The aerodynamic undertray

This is the part of the car which is designed to 'suck' the chassis to the ground, to counteract the lift generated by the body. It is a channel, a few millimetres deep, with a constriction about half way along its length. The constriction has a width of one half of the initial channel width. Air travelling beneath the chassis is forced to speed up as the channel width decreases. It does this because it takes less energy to speed up than it does to compress - at these sorts of speeds air is almost incompressible. Fast flowing air is at a lower pressure than slower flowing air, so the pressure of the atmosphere pushes the car down trying to equalise the low pressure under the chassis. Of course, some air will be sucked into the channel from the sides (leakage), meaning that the channel pressure may not be as low as theory predicts. Once the air passes through the constriction, it must be returned to 'ambient' airspeed as smoothly as possible. This is the function of the diffuser at the rear of the undertray.

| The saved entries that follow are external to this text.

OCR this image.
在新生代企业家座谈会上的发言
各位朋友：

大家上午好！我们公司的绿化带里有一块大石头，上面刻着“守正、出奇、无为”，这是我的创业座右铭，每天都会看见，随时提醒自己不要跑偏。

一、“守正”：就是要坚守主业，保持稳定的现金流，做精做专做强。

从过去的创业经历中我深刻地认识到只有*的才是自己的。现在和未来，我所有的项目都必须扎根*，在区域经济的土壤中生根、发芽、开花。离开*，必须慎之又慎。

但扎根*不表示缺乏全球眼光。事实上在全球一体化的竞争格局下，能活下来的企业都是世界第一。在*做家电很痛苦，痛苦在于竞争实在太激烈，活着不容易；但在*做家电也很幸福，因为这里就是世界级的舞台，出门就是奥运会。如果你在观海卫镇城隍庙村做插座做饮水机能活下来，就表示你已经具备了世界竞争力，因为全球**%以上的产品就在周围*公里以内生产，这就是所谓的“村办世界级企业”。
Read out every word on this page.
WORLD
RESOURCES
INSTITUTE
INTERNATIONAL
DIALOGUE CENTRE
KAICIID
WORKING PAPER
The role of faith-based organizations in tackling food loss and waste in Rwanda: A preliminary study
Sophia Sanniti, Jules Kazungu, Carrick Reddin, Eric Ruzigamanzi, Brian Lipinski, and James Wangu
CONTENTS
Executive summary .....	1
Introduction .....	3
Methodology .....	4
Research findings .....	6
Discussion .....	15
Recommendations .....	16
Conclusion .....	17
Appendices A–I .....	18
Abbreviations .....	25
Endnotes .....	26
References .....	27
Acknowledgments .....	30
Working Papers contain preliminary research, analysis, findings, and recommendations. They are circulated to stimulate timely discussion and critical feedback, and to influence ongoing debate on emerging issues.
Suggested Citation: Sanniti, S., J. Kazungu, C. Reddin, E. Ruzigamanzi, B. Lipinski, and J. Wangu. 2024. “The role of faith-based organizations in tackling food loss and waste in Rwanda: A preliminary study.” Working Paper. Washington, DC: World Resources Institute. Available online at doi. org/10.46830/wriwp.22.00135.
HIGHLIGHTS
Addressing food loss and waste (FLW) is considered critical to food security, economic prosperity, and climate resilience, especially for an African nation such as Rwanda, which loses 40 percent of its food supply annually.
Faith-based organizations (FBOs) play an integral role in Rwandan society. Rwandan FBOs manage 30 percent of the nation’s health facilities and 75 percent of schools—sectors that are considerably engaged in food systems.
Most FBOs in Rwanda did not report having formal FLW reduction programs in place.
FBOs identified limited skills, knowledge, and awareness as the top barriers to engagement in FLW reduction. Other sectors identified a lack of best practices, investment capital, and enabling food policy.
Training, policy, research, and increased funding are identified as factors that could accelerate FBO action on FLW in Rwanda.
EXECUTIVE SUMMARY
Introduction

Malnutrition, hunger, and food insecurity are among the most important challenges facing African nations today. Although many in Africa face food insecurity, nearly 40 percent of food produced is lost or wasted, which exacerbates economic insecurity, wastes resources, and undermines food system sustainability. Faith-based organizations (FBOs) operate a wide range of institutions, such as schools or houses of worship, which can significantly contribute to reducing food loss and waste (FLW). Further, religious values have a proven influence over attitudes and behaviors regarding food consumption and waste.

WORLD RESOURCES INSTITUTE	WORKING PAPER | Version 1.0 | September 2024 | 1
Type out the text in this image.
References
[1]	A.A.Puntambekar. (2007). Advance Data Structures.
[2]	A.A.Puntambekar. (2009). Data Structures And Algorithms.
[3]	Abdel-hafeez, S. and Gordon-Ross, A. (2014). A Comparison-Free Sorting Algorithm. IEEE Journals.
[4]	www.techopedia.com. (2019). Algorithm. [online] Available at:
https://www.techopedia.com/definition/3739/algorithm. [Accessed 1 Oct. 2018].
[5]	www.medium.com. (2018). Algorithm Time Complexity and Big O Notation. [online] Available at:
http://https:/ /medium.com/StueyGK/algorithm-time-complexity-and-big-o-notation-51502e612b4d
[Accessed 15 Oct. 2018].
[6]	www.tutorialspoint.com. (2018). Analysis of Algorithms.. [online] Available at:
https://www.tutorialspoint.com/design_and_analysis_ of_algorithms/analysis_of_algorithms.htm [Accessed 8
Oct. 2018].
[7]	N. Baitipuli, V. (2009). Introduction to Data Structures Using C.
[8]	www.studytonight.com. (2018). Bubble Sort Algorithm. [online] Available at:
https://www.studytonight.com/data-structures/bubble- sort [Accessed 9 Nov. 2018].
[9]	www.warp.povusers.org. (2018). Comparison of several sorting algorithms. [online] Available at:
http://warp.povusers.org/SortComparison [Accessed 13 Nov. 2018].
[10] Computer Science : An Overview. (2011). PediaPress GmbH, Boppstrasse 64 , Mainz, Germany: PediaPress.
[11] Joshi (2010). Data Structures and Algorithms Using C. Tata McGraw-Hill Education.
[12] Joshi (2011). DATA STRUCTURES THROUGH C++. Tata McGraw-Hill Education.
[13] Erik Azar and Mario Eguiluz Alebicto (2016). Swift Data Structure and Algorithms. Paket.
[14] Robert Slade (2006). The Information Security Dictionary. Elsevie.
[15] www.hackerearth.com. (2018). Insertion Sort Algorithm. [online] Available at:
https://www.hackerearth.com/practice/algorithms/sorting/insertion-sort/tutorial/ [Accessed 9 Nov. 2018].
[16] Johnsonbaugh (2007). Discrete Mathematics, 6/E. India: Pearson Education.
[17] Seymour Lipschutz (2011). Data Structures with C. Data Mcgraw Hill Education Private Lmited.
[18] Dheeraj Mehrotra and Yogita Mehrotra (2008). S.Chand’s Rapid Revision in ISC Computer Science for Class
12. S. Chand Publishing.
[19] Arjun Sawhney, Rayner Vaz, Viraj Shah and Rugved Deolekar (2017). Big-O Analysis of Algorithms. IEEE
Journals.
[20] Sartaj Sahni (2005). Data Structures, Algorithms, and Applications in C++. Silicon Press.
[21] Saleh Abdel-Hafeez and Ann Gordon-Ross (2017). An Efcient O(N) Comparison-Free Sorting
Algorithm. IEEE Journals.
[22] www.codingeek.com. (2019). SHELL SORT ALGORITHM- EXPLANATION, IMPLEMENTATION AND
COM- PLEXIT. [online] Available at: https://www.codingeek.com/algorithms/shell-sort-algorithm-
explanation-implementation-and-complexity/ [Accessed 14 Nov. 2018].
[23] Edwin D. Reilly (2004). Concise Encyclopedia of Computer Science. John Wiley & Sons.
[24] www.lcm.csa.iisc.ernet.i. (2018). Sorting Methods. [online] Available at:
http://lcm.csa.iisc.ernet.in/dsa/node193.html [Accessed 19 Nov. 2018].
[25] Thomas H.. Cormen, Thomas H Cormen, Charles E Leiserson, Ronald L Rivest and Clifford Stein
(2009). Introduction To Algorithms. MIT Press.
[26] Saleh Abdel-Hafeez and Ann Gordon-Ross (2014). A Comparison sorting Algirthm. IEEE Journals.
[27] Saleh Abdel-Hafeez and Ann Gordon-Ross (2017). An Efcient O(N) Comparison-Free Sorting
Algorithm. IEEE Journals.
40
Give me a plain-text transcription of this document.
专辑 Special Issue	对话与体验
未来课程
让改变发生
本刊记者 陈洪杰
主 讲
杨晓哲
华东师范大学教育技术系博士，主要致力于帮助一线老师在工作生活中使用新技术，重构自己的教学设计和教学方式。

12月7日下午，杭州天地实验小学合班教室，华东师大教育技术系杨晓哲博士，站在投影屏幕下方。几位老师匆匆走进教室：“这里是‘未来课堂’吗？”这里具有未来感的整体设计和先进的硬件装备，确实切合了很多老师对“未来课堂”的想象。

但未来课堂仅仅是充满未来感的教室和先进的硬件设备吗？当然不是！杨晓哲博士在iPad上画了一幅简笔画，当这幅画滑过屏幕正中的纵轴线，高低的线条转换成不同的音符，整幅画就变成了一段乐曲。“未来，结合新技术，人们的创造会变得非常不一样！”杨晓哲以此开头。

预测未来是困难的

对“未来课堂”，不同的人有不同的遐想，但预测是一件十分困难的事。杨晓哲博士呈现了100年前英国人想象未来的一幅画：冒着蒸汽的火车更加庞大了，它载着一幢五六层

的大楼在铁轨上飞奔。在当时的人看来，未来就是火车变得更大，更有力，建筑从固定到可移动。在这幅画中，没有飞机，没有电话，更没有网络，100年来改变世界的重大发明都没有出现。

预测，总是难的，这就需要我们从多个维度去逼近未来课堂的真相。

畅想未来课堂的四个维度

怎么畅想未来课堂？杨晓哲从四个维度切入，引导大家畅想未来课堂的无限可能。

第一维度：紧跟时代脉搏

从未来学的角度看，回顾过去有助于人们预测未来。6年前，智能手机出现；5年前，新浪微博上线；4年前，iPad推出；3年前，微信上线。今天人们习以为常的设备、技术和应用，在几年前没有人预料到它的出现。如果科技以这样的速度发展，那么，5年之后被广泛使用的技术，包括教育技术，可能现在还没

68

Firstly, I designed the shape of the undertray with the above principles in mind. I then modelled the shape of the undertray channel using 3 intersecting curves, each one a true analytical function. At the leading edge, the channel sides are linear. The next stage is a large-radius circular arc, and the diffuser section is again linear. Because these sections are exact, continuous mathematical functions, I was able to know the channel width accurately as a fuction of distance from the leading edge, without having to make thousands of measurements. I then applied some simple fluid-dynamics theory (namely, the incompressiblity of air, leading on to the Bernoulli equation) to compute the air pressure as a fuction of distance from the leading edge. This could then be integrated, numerically, over the channel area to get a value for the total downforce, which is a function of the speed of the car.

Using vorticity-diffusion theory I also tried to put a value on the thickness of the fluid boundary layer present in the channel. This exists because the air immediately in contact with the chassis surface can not move, due to friction (viscosity), relative to the chassis. Of course, the viscosity of air is very low, but the thickness of the channel is also small. If the boundary layer is close to the size of the channel depth, then the calculated airspeed in the channel will grossly overestimate the true speed, and we will predict a value of downforce which is too big. Luckily, the boundary layer works out to be less than 1/10th of the thickness of the channel (at 60MPH), and this is at the back of the channel where it will have grown to its largest size. With increasing speed, the boundary layer thickness decreases - which should bring the computed downforce nearer to the true value. However at high speeds there will likely be more 'leakage', so downforce could be reduced by this effect.

Calculated results

The graph below shows how the channel pressure varies as you go from the front to the back of the channel. The different curves are for different car speeds. Notice how the pressure is lowest right where the channel is at its narrowest, and therefore where the airflow is most rapid.

Now a graph of the total downforce on the car, as the speed increases. The downforce goes up as the square of the car's speed - similar to the drag on the car (another issue altogether). A good point to note is that this large amount of downforce has been achieved for a tiny drag penalty, if you compare with the drag you would get from a wing mounted on the body which could generate this level of force. This is how I am hoping to beat the record speed set by other cars, which could have had access to a greater driving power than I do. Not that I'm lacking in power you understand - but neither am I driving through treacle.

With the equation of the line plotted, you can easily work out the downforce for any speed. At the record speed of 111MPH there will be a downforce equivalent to 7.7kg (17lb)! Assuming no leakage!

The Proto2 chassis, ready to run in 12 cell mode. This is the state of the car in November 2002. Note the large diffuser section at the rear, and the new suspesion up front.